Georgiana is indignant. ‘It’s not OK. These drugs are highly toxic and very dangerous – if they get into your tissues, it will cause necrosis. You could die, or at the very least need extensive surgery to repair the damage. I don’t want you to die, and I don’t want to lose my job. What the nurses in clinic 8 are doing is wrong; it is their responsibility, when you come for your pre-chemo blood test, to ensure that blood can be drawn from your PICC line. If it can’t, then it should be investigated then and there, when there is time to do it – not when you’re here at the chemo ward, when there is time pressure to get the chemo finished before the ward closes for the day.’

R and I are both immediately convinced, but still very confused about all the conflicting information we have been receiving.

Eventually Georgiana says: ‘There are 2 choices. It’s too late to get investigations done on your PICC line today, so you could go home, and come back tomorrow for a ‘lineogram’ to see what the problem is, and then have the chemo. Or, if you still want to have the chemo today, I can put the chemo directly into a vein on your wrist.’

This scares me; I’ve heard so many stories of people who have the chemo drugs directly into their wrist getting their veins damaged by the extreme toxicity. On the other hand, I am very tired, extremely cold, getting more and more distressed and utterly horrified by the thought of having to come back again tomorrow and start this all over again, not to mention the fact that I’ve already been pumped full of anti-emetic drugs and steroids.

‘I don’t want to do this again tomorrow.’ I say, wearily ‘Let’s try the vein. But I’m afraid my veins are very small – that’s why they gave me the PICC line.’ Georgiana picks up my hand and examines my wrist, where there are no veins visible; nor are there any on the back of my hand. I’m just not a very veiny person.

‘Hmmm, I see what you mean. OK, we’ll immerse your arm in hot water for a while – this helps to expand the veins.’

A bucket of hot water is brought, and I lie on the bed for 20 minutes with my hand in the bucket, wondering, for the thousandth time, how my life has come to this. I’m still extremely cold; the hand is the only part of me that feels warm. The hot water does the trick, and a vein is now discernible in my wrist. Georgiana pushes in a needle, the cannula is fitted, and at last I am ready to be infused with the chemo drugs.

And so FEC4 is finally administered, but I am so, so cold. R covers me with my coat, and I have the big woolly cardigan, but I’m constantly shivering. Because of all the delay, I have been wearing the Cold Cap for a very long time, and I am chilled to the bone. I can’t think, or read, or speak: all I can do is close my eyes, huddle further underneath my coverings and wait for it to be over.

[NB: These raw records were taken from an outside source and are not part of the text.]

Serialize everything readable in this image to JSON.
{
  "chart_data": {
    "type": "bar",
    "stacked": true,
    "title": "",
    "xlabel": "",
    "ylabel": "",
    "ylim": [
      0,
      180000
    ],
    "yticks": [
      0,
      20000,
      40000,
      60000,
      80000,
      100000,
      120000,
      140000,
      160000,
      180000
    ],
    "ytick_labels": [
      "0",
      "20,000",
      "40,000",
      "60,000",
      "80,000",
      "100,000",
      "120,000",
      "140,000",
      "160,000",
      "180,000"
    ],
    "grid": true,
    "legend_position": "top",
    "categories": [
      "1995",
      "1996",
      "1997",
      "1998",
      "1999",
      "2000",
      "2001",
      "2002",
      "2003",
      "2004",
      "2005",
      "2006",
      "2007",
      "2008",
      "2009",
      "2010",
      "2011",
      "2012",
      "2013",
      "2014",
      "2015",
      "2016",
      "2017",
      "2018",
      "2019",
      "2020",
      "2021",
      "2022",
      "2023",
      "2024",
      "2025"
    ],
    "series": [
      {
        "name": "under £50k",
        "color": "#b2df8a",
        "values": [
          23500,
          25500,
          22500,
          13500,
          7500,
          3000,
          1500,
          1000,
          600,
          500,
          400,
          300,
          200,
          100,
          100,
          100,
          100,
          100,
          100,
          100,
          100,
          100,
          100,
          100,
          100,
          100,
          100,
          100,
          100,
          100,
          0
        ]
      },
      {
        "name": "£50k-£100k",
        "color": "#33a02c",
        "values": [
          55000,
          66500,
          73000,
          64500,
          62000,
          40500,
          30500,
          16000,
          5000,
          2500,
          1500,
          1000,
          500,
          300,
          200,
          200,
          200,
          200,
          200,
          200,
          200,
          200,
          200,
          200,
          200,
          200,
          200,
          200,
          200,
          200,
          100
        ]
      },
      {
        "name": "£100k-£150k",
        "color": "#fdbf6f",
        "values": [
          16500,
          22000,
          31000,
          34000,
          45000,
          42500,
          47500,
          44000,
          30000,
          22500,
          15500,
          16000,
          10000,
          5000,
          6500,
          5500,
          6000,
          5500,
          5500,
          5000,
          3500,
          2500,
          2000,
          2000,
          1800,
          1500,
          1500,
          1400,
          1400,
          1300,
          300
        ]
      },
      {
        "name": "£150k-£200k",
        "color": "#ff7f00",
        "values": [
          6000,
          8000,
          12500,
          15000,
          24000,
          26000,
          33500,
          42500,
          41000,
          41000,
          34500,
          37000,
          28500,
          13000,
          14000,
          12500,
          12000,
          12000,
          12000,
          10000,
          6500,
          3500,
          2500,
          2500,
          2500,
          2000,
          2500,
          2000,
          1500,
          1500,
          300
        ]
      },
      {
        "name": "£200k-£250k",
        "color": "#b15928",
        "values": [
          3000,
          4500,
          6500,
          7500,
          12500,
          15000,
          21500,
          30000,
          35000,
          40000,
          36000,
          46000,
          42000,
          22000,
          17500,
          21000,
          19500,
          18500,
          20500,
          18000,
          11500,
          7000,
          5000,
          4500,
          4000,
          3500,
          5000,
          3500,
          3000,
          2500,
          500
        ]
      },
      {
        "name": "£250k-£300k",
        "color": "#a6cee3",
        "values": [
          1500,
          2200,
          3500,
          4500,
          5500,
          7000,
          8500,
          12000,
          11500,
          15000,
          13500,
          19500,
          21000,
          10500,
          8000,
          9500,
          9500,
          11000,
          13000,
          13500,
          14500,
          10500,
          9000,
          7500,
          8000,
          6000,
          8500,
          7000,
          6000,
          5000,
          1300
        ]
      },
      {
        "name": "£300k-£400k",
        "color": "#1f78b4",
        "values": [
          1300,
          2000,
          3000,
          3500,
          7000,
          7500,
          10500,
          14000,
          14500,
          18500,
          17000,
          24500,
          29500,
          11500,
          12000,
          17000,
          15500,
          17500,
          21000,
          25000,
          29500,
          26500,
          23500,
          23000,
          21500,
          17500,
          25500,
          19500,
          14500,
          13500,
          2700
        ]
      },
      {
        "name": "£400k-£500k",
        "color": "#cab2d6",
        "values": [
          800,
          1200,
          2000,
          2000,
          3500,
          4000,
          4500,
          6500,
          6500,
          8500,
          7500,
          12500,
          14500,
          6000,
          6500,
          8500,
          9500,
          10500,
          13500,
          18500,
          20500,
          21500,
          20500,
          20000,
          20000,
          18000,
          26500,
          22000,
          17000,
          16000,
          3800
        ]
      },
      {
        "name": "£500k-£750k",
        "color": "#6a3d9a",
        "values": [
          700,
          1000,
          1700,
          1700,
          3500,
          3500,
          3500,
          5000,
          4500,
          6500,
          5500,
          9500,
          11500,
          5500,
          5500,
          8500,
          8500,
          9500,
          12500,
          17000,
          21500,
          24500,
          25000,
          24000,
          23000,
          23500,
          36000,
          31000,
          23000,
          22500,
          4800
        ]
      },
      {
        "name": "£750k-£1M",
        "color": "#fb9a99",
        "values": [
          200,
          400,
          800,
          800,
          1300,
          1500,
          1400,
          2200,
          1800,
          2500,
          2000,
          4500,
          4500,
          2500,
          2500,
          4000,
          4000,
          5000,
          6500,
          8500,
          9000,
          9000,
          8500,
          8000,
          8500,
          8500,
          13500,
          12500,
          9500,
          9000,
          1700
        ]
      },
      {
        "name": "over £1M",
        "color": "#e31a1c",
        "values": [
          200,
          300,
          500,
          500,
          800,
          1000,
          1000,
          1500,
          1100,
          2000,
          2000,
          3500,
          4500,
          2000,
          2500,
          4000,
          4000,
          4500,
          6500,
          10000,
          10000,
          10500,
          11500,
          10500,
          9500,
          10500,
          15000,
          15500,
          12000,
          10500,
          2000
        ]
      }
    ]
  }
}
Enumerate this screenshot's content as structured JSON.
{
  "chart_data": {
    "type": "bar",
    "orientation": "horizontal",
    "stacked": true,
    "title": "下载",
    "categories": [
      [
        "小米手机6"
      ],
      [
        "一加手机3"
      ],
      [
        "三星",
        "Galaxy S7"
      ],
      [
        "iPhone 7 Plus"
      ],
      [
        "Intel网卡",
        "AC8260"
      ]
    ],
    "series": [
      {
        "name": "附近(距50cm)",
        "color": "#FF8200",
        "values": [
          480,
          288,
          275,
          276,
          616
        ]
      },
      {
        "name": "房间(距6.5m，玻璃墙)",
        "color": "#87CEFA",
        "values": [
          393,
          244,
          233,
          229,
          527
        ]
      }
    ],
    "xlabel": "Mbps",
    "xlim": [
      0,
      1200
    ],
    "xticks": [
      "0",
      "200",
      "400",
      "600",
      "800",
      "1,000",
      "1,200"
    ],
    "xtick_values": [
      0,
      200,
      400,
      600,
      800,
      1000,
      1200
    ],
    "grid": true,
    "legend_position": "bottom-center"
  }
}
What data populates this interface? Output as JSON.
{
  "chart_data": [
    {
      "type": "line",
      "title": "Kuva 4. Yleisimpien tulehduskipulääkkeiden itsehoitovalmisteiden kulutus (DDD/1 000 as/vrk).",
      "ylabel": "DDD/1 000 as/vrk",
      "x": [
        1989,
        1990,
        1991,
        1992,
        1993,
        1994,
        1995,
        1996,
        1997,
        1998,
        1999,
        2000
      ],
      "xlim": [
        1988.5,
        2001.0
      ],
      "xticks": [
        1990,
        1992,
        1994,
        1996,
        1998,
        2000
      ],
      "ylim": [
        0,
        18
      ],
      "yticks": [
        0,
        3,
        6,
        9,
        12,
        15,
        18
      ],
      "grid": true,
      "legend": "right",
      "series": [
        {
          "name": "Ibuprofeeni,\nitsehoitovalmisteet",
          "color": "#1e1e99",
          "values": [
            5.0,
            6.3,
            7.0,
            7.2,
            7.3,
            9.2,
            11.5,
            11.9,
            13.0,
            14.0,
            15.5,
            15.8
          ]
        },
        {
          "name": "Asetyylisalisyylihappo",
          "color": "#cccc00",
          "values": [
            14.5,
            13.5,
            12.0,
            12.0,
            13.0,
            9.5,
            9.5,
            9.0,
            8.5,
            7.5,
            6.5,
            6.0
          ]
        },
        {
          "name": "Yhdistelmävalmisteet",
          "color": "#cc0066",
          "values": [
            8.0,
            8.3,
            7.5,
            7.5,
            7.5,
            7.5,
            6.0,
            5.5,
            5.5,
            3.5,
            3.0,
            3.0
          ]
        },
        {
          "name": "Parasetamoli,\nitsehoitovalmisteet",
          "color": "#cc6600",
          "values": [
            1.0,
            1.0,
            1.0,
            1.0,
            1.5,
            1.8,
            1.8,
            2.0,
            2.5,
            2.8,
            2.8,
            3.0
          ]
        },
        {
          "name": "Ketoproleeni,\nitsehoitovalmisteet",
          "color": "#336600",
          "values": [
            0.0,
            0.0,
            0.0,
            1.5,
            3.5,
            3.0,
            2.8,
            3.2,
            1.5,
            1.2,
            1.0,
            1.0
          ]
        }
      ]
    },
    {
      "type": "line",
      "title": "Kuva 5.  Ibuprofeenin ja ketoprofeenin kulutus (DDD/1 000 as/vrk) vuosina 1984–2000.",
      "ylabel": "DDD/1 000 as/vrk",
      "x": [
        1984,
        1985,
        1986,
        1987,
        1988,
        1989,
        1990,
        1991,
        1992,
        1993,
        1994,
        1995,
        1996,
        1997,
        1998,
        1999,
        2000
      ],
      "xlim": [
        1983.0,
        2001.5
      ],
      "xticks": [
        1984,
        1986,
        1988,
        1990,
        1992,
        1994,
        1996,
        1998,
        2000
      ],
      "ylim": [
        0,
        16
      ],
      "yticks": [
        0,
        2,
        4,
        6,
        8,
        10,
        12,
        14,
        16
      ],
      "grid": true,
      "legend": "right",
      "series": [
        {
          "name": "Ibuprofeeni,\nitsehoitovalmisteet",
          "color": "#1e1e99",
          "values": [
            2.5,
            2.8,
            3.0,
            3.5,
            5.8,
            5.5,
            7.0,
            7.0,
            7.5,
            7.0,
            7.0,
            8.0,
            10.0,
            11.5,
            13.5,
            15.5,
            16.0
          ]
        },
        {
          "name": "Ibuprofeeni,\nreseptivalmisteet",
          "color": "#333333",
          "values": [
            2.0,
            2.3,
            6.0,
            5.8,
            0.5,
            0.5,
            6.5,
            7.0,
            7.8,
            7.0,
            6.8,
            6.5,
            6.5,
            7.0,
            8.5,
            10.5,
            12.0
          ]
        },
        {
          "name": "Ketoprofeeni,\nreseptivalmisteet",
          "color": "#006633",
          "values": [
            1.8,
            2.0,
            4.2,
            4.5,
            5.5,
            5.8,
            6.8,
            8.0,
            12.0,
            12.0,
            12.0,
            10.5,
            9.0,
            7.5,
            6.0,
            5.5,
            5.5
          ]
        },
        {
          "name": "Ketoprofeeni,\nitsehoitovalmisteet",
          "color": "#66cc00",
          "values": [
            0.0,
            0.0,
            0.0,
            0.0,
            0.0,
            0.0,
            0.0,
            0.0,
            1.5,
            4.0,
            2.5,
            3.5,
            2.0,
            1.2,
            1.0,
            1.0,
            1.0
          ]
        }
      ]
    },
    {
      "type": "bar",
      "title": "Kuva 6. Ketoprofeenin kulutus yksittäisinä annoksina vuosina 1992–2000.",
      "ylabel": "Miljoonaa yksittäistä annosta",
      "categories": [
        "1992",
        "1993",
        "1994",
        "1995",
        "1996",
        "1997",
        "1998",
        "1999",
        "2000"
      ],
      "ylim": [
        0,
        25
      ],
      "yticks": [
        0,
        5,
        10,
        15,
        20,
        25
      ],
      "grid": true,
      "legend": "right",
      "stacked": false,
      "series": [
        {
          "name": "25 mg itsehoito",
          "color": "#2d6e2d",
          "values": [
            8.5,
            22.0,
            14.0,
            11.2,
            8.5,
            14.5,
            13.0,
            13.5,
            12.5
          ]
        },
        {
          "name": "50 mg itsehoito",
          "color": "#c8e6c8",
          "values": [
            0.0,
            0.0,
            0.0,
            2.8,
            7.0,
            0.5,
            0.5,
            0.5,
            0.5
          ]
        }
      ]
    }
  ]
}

Eventually, all the bags of chemotherapy drugs are in my bloodstream, and we can stop. It is 6pm. Georgiana lifts the pink Cold Cap from my head – my hair is frozen solid in a ball of ice. Soon it is wrapped up in the snood, and I am wrapped up in my coat; we thank Georgiana, who says she is going to write a report for her manager about the problem with clinic 8.

R gently guides me to the lifts; I’m not really capable of speech. All I want is to get home, curl up on the sofa and be warm again. Right now, I feel as if I will never be warm again.

And I never got to think about the sun, and the swans.

Having chemotherapy is frightening, uncomfortable and stressful even if it goes smoothly, but both FEC3 and FEC4 have left me, by the end of the day, mentally and physically traumatised. FEC1 and FEC2 also left me very distressed, in the following days, through not being able to get help to deal with the side effects.

Every single one of the four doses of chemotherapy I have had so far has left me in a state of severe distress, not just because of the chemo itself, but because of communications problems within the hospital, organisational snafus, emergency phone lines being out of order – the list goes on and on. As soon as anything out of the ordinary happens, the patient is left blundering about in a maze of overlapping jurisdictions and people giving frighteningly conflicting information, or saying ‘This is not my problem – someone else should be dealing with it’

This is torture.

Chemo is torture, but it shouldn’t be this bad.

Does it really have to be like this? Over and over again?